Add ad-hoc tasks to a Work Plan as part of your investigation - Administrator Guide - Cortex XSIAM - Cortex - Security Operations

Cortex XSIAM Documentation

Product
Cortex XSIAM
Creation date
2024-03-06
Last date published
2024-10-10
Category
Administrator Guide
Abstract

Add ad-hoc tasks to a Work Plan in Cortex XSIAM for a specific iteration of a playbook.
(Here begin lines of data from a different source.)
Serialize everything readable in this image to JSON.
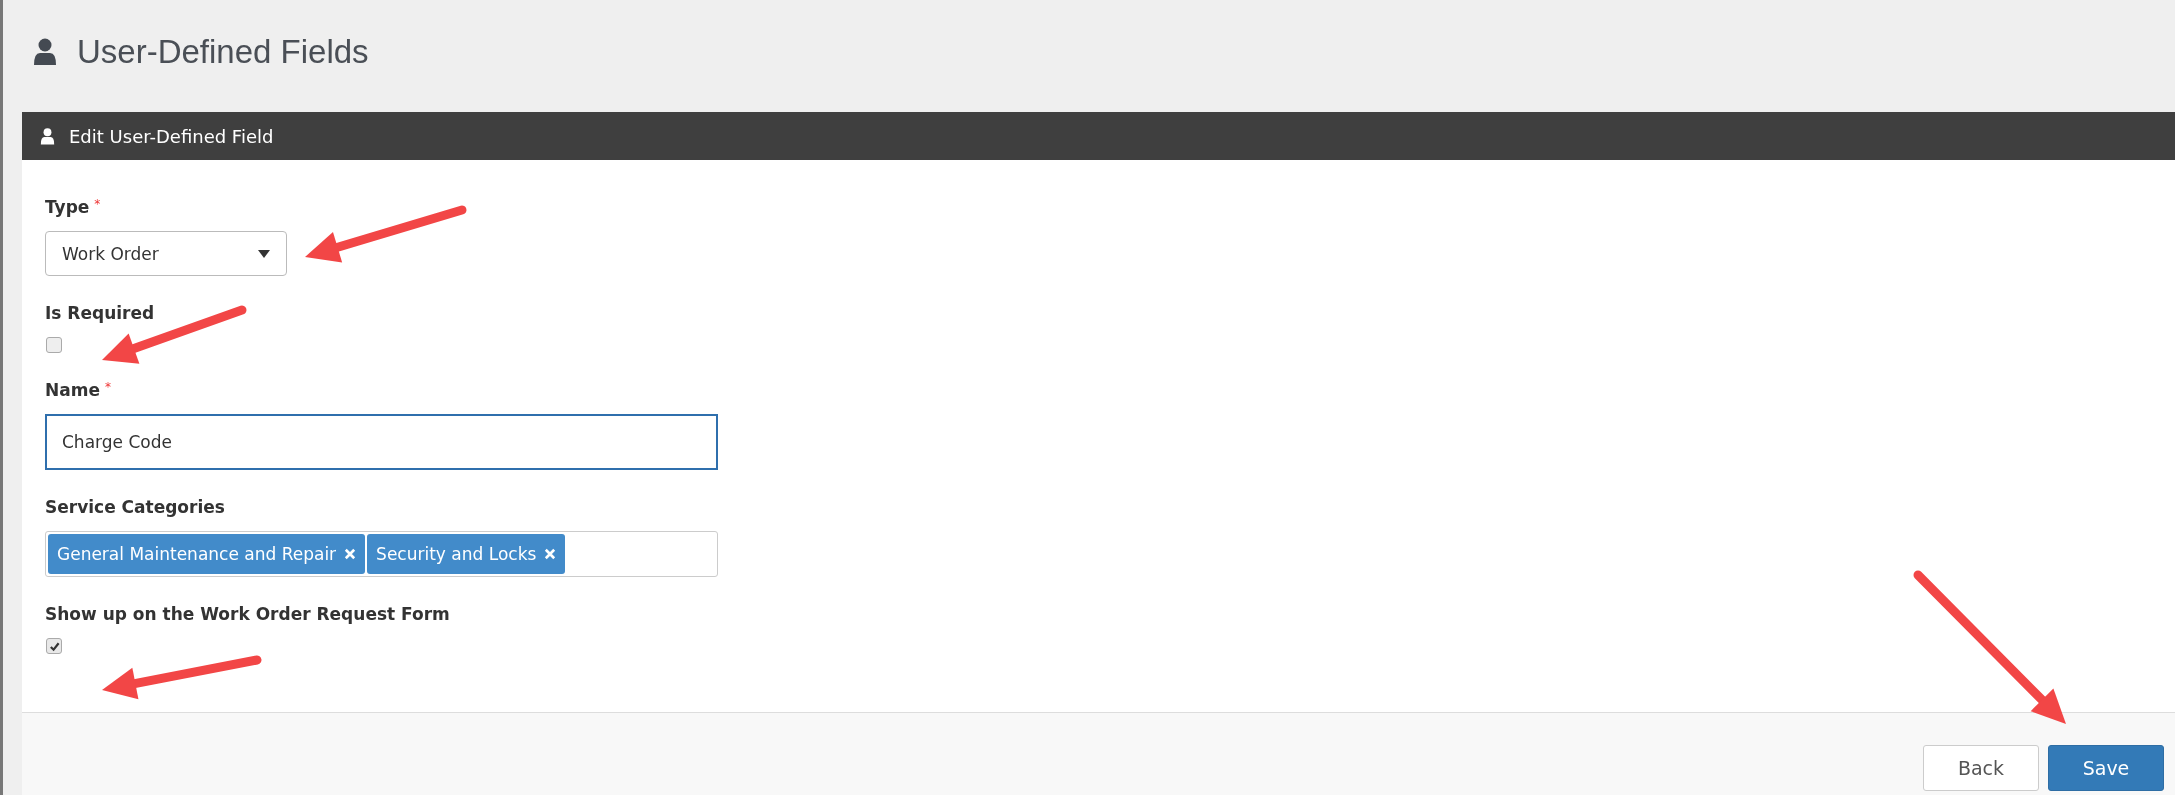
{
  "page_title": "User-Defined Fields",
  "panel": {
    "title": "Edit User-Defined Field",
    "fields": [
      {
        "kind": "select",
        "label": "Type",
        "required_mark": "*",
        "value": "Work Order"
      },
      {
        "kind": "checkbox",
        "label": "Is Required",
        "checked": false
      },
      {
        "kind": "text",
        "label": "Name",
        "required_mark": "*",
        "value": "Charge Code",
        "focused": true
      },
      {
        "kind": "tags",
        "label": "Service Categories",
        "tags": [
          "General Maintenance and Repair",
          "Security and Locks"
        ]
      },
      {
        "kind": "checkbox",
        "label": "Show up on the Work Order Request Form",
        "checked": true
      }
    ],
    "buttons": [
      {
        "label": "Back",
        "kind": "default"
      },
      {
        "label": "Save",
        "kind": "primary"
      }
    ]
  }
}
As part of your alert investigation, within the Work Plan you can create tasks for a specific iteration of a playbook. The task type can be an automation or another playbook. For example, within a manual task, you might need to enrich some data and run an investigation playbook.

When you create a task, add a name, automation, and description. The name and description should be meaningful so that the task corresponds to the data that you are collecting.

  1. In the Incidents page, select the incident to update.

  2. In the Alerts & Insights tab, click the alert to add the task to and then click Show Workplan.

  3. In the playbook, hover over the task where you want to add a new task and click the + sign at the bottom right-hand corner of the task.

    The ad-hoc task is added after the task you clicked.

  4. Select the task type.

    • Standard: Runs a single automation.

    • Playbook: Runs a playbook to enhance the investigation.

      The playbook functions as any playbook would and requires you to define the inputs and outputs, as well as any other details.

    • Click Save.

  5. To run the Work Plan again click the Work Plan tab.

Example 39. 

For a phishing investigation, after the initial playbook run parses the email and extracts email addresses, as part of the manual investigation, you could use the Email Address Enrichment - Generic v2.1 playbook as an ad-hoc playbook task to get more information about these email addresses.